Vor diesem Hintergrund hebt Weiland insbesondere folgende Handlungsfelder hervor:

  • Verkehrsinfrastruktur: Dringender Sanierungsbedarf besteht bei der L 334 im Bereich Wellmich–Dahlheim. Zudem müsse die Ortsumgehung Braubach (L 335) zeitnah vorangebracht und die Mittelrheinbrücke bei St. Goarshausen-Wellmich (siehe Entwurf oben) realisiert werden, um die wirtschaftliche Entwicklung nachhaltig zu stärken.
  • Gesundheitsversorgung: Die hausärztliche Versorgung im Planungsbereich St. Goarshausen müsse verbessert werden. Hier habe die Verbandsgemeinde bereits Anreize geschaffen, die aber alleine nicht ausreichen. Gleichzeitig sei die Sicherung und Stabilisierung der Krankenhäuser im ländlichen Raum – insbesondere des Paulinenstifts Nastätten – von zentraler Bedeutung.
  • Schienenverkehr und Lärmschutz: Neben einer deutlich höheren Zuverlässigkeit im Schienenpersonennahverkehr fordert Weiland lückenlosen Lärmschutz in Wohngebieten entlang der rechtsrheinischen Bahnstrecke anstelle des Baus von Lärmschutzwänden auf freier Strecke, wie zwischen Filsen und Kamp-Bornhofen, oder an Gewerbegebieten oder Friedhöfen, wie etwa bei Oberlahnstein, sowie einen konsequent barrierefreien Ausbau der Bahnhöfe – ohne finanzielle überfordernde Eigenanteile der Kommunen.
  • Klimaschutz und Energie: Die Verbandsgemeinde bekennt sich zu den Klimazielen des Landes, sieht sich jedoch durch die Restriktionen im UNESCO-Welterbe Oberes Mittelrheintal erheblich eingeschränkt. Hier fordert Weiland seit Jahren eine Anpassung der landesplanerischen Vorgaben, um den Ausbau erneuerbarer Energien mit dem Welterbeschutz in Einklang zu bringen. Auch nur dann ließe sich die Kommunale Wärmeplanung überhaupt in der Verbandsgemeinde umsetzen.
  • Kommunale Finanzen: Notwendig sei eine auskömmliche Finanzausstattung für alle kommunalen Ebenen sowie eine stärkere Unterstützung bei Entschuldung und Aufgabenerfüllung. Hier müsse der Bund mehr in die Pflicht genommen und das Land seine Mittel erhöhen. Gerade in einer Tourismusregion müsse zudem die stärkere Verankerung als Pflichtaufgabe festgelegt werden.
  • Bildung und Betreuung: Neben Investitionen für Schulen und Kitas sei insbesondere die langfristige Finanzierung der Folgekosten sicherzustellen, denn alleine eine Förderung der Eingangsinvestitionen reiche nicht aus.
  • Gefahrenabwehr und Förderung: Ausreichende Mittel für die Feuerwehr und den Katastrophenschutz als Pflichtaufgabe sowie insgesamt verlässliche Förderkulissen seien unerlässlich, beispielsweise auch die zentrale Beschaffung von Feuerwehrfahrzeugen, um Kosten zu reduzieren.
  • Bürokratieabbau und Verfahren: Vereinfachungen im Vergaberecht sowie deutlich verkürzte Prüf- und Bewilligungsverfahren bei Förderanträgen seien notwendig, um Projekte schneller und wirtschaftlicher umsetzen zu können.

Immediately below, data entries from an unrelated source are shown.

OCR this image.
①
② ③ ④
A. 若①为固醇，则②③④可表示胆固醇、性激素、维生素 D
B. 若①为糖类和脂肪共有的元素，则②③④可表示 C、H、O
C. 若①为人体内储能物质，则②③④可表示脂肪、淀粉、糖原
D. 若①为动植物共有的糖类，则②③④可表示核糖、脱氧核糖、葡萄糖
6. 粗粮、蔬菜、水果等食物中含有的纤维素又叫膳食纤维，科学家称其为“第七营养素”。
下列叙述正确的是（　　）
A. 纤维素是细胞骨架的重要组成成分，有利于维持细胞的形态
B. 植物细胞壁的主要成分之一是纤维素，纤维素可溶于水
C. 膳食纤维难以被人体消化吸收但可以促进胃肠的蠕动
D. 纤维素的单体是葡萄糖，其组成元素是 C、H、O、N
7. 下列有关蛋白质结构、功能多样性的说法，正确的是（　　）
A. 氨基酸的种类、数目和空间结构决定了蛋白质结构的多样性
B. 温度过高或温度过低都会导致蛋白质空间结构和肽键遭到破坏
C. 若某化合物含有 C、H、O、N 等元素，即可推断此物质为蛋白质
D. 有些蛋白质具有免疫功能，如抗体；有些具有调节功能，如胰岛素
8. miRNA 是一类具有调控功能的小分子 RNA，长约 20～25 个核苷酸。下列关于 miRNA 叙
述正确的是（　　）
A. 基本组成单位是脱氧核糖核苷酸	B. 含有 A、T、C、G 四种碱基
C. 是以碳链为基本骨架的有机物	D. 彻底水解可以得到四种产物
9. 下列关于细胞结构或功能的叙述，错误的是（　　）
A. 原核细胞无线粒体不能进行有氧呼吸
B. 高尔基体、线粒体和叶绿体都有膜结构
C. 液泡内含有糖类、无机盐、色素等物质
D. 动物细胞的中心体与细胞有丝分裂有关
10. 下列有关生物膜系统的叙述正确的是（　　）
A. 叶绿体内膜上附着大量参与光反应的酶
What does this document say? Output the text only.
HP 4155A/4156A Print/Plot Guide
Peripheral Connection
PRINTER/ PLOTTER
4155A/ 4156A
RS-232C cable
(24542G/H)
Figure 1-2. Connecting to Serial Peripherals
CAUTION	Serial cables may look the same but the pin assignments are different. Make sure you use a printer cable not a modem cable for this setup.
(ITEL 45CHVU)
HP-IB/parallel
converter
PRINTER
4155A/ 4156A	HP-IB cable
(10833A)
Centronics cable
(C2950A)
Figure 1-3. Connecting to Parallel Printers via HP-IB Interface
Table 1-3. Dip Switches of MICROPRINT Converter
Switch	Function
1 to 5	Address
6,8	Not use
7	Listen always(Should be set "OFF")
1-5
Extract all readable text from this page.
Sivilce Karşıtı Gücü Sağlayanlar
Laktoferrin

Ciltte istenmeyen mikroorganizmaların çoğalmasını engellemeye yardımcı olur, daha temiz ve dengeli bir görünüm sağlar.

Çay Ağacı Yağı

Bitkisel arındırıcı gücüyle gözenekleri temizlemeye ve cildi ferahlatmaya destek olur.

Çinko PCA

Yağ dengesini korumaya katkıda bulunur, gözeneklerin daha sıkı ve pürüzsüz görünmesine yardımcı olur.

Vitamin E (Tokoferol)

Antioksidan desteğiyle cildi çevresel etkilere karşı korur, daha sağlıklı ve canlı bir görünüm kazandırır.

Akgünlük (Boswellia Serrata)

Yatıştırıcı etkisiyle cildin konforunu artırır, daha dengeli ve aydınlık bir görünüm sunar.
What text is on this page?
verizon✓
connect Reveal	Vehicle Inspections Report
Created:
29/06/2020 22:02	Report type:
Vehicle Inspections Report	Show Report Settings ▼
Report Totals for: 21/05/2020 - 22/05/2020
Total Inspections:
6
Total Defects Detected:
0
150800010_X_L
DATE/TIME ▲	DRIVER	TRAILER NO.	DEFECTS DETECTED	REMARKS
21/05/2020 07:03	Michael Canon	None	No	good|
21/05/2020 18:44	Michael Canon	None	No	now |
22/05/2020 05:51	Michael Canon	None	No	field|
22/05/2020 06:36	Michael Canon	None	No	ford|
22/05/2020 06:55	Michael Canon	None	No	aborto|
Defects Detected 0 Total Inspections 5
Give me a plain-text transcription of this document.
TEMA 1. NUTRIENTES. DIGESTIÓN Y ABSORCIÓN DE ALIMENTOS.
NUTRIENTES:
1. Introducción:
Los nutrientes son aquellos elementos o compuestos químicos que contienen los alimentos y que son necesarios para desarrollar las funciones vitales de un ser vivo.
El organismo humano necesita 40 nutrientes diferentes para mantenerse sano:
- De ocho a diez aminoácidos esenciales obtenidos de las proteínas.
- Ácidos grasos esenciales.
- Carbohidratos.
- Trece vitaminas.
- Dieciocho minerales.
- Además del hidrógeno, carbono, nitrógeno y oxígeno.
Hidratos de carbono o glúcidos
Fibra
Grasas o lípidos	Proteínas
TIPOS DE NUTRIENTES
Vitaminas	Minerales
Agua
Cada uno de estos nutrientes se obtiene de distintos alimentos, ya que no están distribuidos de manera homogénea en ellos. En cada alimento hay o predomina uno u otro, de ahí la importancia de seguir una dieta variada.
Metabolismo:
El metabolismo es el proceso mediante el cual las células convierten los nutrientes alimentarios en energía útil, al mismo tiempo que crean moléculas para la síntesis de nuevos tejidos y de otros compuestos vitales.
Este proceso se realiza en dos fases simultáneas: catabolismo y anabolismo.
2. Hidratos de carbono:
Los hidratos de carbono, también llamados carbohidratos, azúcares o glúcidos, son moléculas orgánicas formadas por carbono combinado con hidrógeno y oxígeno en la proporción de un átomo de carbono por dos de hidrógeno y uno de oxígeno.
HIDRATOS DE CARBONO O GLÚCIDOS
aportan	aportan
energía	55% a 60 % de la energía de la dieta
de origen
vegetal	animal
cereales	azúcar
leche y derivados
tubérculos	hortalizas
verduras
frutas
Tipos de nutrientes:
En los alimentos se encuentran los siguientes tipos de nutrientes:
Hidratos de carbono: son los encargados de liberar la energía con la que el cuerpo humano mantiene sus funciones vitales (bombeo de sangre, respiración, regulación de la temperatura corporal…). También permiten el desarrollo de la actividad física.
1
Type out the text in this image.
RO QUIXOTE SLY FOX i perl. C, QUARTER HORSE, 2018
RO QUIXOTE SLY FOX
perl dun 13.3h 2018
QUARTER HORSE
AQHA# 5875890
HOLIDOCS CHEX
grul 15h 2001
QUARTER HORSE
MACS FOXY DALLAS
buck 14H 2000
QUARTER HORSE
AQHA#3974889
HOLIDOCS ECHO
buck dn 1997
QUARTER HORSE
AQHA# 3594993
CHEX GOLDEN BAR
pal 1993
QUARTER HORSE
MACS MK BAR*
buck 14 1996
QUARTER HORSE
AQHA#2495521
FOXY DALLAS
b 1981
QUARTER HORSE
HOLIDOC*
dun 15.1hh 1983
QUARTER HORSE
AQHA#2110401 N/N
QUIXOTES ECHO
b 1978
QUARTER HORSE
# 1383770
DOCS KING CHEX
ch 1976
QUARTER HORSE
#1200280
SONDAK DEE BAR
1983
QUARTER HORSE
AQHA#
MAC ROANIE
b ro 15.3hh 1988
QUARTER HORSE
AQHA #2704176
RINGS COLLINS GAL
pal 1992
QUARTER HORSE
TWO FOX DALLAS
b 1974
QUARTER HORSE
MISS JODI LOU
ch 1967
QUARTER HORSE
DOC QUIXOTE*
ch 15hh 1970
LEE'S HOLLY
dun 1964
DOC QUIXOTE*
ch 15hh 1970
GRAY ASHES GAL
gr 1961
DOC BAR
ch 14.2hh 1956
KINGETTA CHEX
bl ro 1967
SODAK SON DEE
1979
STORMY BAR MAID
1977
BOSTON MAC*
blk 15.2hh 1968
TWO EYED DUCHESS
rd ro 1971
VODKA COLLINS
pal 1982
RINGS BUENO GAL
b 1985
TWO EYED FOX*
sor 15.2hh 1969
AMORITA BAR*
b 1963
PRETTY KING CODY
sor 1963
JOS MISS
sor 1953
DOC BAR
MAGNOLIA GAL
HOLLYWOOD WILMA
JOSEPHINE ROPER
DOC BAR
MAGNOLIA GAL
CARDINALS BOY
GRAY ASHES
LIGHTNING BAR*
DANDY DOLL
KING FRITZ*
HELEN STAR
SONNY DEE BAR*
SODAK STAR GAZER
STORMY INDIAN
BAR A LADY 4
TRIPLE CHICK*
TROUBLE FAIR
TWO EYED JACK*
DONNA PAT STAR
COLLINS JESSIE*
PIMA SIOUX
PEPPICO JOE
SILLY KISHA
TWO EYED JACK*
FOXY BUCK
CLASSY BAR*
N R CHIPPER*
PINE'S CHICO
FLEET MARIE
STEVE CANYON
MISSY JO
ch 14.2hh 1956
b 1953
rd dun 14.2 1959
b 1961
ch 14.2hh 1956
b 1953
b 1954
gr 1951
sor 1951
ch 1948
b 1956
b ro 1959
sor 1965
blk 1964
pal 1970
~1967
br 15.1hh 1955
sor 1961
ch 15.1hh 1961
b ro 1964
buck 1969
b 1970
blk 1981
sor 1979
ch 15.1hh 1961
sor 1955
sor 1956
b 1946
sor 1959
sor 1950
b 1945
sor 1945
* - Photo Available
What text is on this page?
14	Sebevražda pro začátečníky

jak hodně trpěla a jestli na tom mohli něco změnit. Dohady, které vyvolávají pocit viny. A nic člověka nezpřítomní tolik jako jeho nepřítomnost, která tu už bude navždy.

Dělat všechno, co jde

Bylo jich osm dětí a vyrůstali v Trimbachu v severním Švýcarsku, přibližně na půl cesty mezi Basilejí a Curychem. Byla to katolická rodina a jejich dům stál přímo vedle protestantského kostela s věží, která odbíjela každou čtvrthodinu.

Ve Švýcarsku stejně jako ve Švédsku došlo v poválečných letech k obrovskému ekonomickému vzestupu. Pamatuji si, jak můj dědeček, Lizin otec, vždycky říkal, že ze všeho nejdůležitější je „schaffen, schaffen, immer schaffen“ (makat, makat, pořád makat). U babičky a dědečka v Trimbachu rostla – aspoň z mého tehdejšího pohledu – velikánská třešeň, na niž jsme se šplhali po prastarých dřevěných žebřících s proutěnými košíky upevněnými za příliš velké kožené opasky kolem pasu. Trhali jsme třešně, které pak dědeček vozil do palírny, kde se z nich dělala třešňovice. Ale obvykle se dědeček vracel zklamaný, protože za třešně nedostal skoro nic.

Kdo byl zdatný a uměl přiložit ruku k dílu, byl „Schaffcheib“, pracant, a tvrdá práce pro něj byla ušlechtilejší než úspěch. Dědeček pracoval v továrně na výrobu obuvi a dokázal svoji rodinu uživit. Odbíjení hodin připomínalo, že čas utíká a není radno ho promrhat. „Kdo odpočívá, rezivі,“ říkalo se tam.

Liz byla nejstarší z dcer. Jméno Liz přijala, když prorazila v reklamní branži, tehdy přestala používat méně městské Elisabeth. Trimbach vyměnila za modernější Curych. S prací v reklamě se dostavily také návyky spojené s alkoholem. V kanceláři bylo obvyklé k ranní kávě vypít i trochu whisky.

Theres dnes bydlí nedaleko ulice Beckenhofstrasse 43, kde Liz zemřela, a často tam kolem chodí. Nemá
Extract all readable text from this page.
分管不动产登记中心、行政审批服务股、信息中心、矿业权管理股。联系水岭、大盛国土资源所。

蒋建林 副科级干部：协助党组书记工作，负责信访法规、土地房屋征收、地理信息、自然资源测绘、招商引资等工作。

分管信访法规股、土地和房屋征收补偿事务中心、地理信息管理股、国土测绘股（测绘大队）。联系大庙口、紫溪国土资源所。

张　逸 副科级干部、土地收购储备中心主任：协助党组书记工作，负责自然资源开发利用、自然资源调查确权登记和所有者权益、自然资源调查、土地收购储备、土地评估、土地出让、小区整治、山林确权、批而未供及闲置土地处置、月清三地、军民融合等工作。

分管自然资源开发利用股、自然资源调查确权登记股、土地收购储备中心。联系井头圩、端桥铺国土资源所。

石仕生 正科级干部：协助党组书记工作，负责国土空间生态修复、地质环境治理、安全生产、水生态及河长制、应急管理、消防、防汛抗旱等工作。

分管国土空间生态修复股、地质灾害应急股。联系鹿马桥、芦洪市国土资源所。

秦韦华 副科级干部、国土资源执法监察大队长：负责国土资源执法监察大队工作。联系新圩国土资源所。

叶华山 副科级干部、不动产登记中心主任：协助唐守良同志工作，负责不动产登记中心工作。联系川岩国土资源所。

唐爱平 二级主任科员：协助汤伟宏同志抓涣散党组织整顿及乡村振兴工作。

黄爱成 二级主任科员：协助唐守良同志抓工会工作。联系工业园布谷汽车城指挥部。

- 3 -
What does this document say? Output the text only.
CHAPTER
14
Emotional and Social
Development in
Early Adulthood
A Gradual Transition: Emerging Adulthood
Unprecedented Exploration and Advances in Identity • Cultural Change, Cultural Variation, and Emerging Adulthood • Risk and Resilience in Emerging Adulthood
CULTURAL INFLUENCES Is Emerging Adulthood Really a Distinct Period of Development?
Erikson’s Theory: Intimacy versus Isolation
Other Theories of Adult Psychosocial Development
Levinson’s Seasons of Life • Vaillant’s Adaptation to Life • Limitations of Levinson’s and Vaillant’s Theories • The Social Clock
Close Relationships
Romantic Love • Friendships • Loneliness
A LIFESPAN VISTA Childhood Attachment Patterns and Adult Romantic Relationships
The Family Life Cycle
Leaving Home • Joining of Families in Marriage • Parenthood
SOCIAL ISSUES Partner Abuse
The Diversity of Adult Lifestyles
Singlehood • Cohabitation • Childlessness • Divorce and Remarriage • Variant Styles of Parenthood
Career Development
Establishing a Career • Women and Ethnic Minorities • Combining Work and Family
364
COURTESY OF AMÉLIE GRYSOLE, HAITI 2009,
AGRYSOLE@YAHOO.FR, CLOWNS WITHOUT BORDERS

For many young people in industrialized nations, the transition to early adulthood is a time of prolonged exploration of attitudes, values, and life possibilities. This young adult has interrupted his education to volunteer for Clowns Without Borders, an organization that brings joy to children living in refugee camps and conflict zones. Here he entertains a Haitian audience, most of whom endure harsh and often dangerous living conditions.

Ortsumgehung Braubach (L 335)
Ortsumgehung Braubach (L 335)


Abschließend unterstreicht Weiland, dass die Berücksichtigung dieser Themen entscheidend für die nachhaltige Entwicklung der Verbandsgemeinde Loreley und des gesamten ländlichen Raums sei. Die Menschen hätten sich in der Region bislang auf eine gute Zusammenarbeit mit der Landesregierung verlassen können und setzten nun große Erwartungen in die neue Landesregierung, denn im Wahlkampf seien gerade viele dieser Punkte versprochen worden.